How a Catholic Surgeon's Prayer Saved the Life of an LDS Boy

Tanner Larsen's life has been a succession of miracles as he continues defying all odds.

When David and his wife, Trisha, worried they would never have children of their own, they adopted a beautiful baby girl, even as they continued trying to get pregnant. After the second round of invitro fertilization, the Larsens were ecstatic to learn they were having triplets. However, only one was born without complications. They lost one before birth and learned that their other son, Tanner, had been born without the two lobes of his cerebellum—the part of the brain that regulates muscular activity—fusing together.

"It's an extremely rare condition," David Larsen says. "It is so rare we could only find 14 documented cases since it was first diagnosed in 1918."

Medical problems began at a young age for Tanner. At 2 years old, he began developing tumors in his brain. At one point, the tumors were so large and intrusive, "they pushed his brain over so it was only in half his skull cap," Larsen says.

Then Tanner began having a problem with his ventricles—the cavities in the brain filled with cerebrospinal fluid—which were causing fluid to seep into his brain. This resulted in Tanner having more than 200 seizures a day. "He was regressing from being able to walk and talk a little to not being able to speak at all or crawl," Larsen says.

Despite the fear and uncertainty that filled those early days, the Larsens continued to see the Lord's guidance and miracles fill their lives in unexpected and even unwanted ways. 

For example, near the beginning of Tanner's medical struggles, David's business began to stale and he was forced to begin looking for a new job. He began asking himself, "How could all this happen at this time when we have this son struggling with these medical problems?" Knowing he was about to lose his private medical insurance, David continued looking for options. That's when his home teacher, who was also his High Priest leader, stopped by for a visit. 

"He came over and said, 'I woke up with a very strong impression to tell you to apply for Medicaid,'" Larsen says. But Larsen was very adverse to the idea. That was the last option he wanted to take. 

But Larsen decided to follow the counsel of his priesthood leader. "It was very difficult," he remembers.

Two days after applying, Tanner's condition worsened. For the next three years, Tanner spent most of his life in the hospital and underwent over 25 brain surgeries—something that would not have been possible without the help of Medicaid. 

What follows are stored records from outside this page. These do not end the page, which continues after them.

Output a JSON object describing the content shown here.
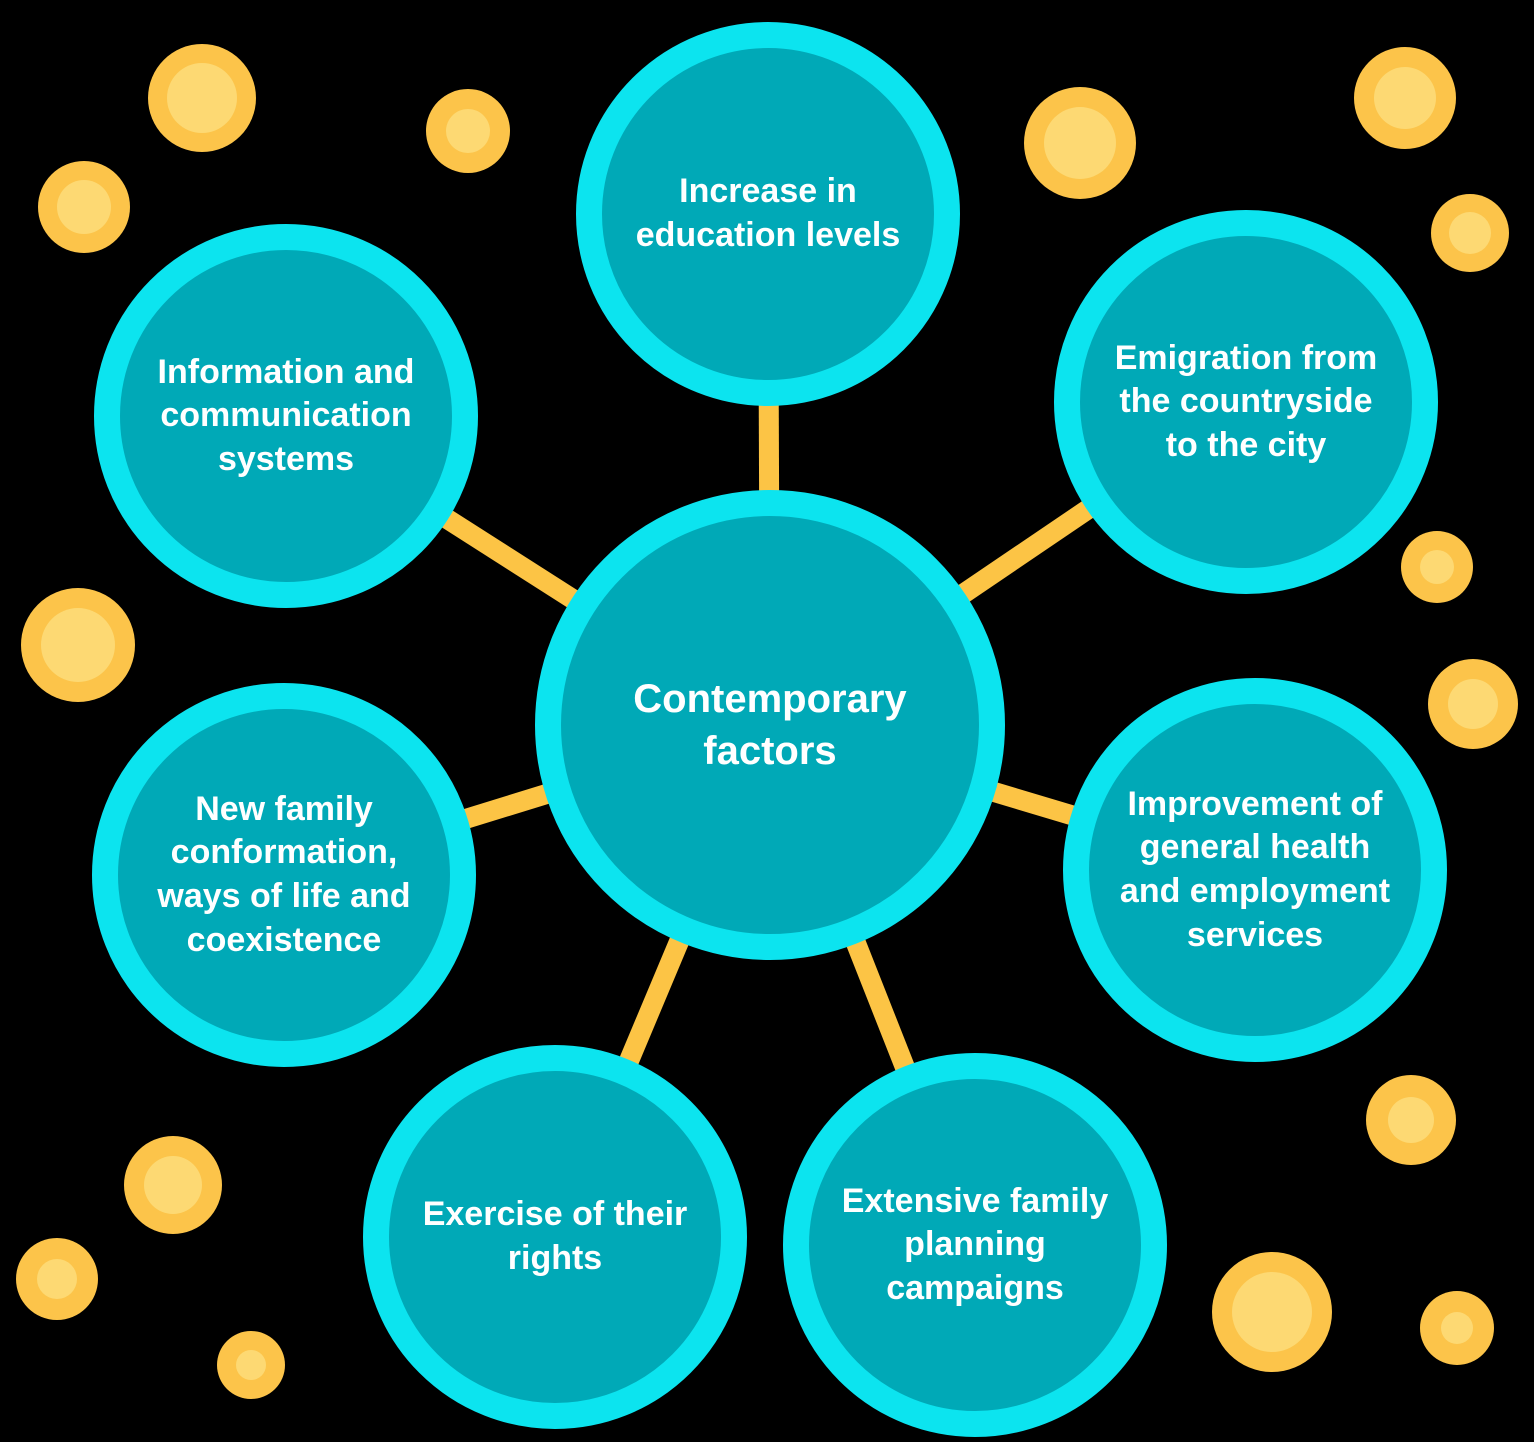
{
  "diagram": {
    "title": "Contemporary factors mind map",
    "center": {
      "label": "Contemporary factors"
    },
    "nodes": [
      {
        "id": "increase-education",
        "position": "top",
        "label": "Increase in education levels"
      },
      {
        "id": "emigration-city",
        "position": "top-right",
        "label": "Emigration from the countryside to the city"
      },
      {
        "id": "health-employment",
        "position": "right",
        "label": "Improvement of general health and employment services"
      },
      {
        "id": "family-planning",
        "position": "bottom-right",
        "label": "Extensive family planning campaigns"
      },
      {
        "id": "exercise-rights",
        "position": "bottom-left",
        "label": "Exercise of their rights"
      },
      {
        "id": "family-conformation",
        "position": "left",
        "label": "New family conformation, ways of life and coexistence"
      },
      {
        "id": "information-systems",
        "position": "top-left",
        "label": "Information and communication systems"
      }
    ],
    "colors": {
      "node_fill": "#00A9B7",
      "node_border": "#0CE4EF",
      "connector": "#FCC445",
      "dot_outer": "#FCC44A",
      "dot_inner": "#FDD973",
      "text": "#FFFFFF",
      "background": "#000000"
    }
  }
}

Even then, Tanner still required another surgery to stabilize his brain. The only problem was that Tanner's team of surgeons at Primary Children's Hospital, who were consulting with doctors across the nation, couldn't figure out a way to perform the surgery.

"They couldn't cut into his skull cap anymore because of all the scar tissue, and yet the bone in his skull had grown so brittle," Larsen says. 

The day before the surgery, Tanner's surgeon, Dr. Walker, pulled the Larsens aside. 

"He looked at us and said, 'I don't know if you're religious at all, but I am. I'm Catholic. I believe in prayer and invite you to join with me because I believe God can help us find a solution,'" Larsen recalls. 

"It didn't matter what faith he was," Larsen says. "But that he had that kind of faith and was willing to take his concerns to the Lord brought a lot of comfort to us."

The Larsens added a family fast to the prayers they'd offered for Tanner. "When our ward heard about it, it became a ward fast. When our stake president heard about it, it became a stake fast," Larsen says. Even the missionaries in the MTC in Chile joined in praying for Tanner when his uncle, who was serving as mission president at the MTC, learned of the family fast. 

The Larsens felt the power and peace that came from those combined prayers. "The next morning . . . we were at Tanner's bedside holding his hand . . . Dr. Walker came in and said, 'I was up pretty much all night and I didn't get much sleep, but early this morning around 4 a.m., I was lying awake in bed and the answer came to me. I know exactly what I need to do.'"

The surgery was a success and marked a turning point for Tanner and the Larsens. "We've certainly been watched over," Larsen says. "We've seen miracles."

While health challenges still lie ahead for Tanner, he is now 8 years old and has relearned to talk and run. "Something we longed for through all these years was just to see him happy," Larsen says. "He's one of the happiest kids I've ever known."